I menù della Firenze medievale nel più antico documento edito.
«Savori bianchi» e «civei», «dolci di porco» e «migliacci», «castrone» e «peverate», «porrate», «ghermugi», «erbolate», «curatelle», «pesci d'Arno in guazzetto», «lasagne nella padella», «uova sperdute», «arista» e «piccioni in crosta»: queste sono alcune delle tante e diverse specialità culinarie che si alternavano sulla tavola imbandita del monastero di Santa Trinita.
Per il cuoco del monastero non si trattava solo di nutrire l'abate e i monaci, ma anche di onorare degnamente i tanti ospiti di riguardo accolti nei tre anni documentati (1360-1363). La fonte registra i loro nomi e, con puntiglio, le pietanze che a ciascuno furono offerte, secondo un menù che coniugava di volta in volta il calendario liturgico, le disponibilità stagionali e l'importanza dei convitati.
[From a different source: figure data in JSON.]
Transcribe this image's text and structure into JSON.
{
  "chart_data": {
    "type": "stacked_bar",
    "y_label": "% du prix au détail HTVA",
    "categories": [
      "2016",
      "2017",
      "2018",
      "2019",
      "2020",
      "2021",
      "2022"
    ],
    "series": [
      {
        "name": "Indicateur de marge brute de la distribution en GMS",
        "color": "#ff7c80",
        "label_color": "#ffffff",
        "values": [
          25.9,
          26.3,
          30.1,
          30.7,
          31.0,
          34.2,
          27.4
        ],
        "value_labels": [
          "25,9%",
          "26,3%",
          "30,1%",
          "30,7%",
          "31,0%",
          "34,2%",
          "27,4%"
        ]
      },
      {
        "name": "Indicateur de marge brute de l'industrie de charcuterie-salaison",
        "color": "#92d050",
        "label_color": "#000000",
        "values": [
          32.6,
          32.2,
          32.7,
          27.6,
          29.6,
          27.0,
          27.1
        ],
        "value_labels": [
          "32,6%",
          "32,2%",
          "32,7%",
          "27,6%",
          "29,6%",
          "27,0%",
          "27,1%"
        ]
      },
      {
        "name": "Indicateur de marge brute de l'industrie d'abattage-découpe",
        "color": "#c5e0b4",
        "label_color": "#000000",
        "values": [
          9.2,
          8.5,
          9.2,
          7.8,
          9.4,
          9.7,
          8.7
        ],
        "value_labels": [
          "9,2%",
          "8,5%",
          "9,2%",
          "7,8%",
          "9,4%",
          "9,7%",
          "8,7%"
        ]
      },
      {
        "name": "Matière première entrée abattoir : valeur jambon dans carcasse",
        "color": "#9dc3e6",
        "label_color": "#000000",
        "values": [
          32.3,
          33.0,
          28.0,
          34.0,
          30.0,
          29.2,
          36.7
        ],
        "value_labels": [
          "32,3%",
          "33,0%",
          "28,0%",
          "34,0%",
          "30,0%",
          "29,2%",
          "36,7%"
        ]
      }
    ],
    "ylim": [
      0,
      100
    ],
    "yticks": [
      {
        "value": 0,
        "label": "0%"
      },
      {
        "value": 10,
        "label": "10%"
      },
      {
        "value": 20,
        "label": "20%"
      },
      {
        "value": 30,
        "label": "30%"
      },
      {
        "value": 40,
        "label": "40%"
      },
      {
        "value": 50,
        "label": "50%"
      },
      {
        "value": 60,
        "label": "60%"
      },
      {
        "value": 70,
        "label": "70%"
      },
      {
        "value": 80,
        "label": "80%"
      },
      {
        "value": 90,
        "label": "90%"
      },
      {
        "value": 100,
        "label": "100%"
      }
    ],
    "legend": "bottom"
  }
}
Il testo qui edito integralmente, interessante anche per gli storici della lingua e dell'economia oltre che per gli studiosi dell'alimentazione, è accessibile senza alcuna difficoltà ai non specialisti, per i quali anzi sarà una lieta sorpresa scoprire l'immediatezza espressiva e la bellezza del volgare fiorentino di oltre sei secoli fa.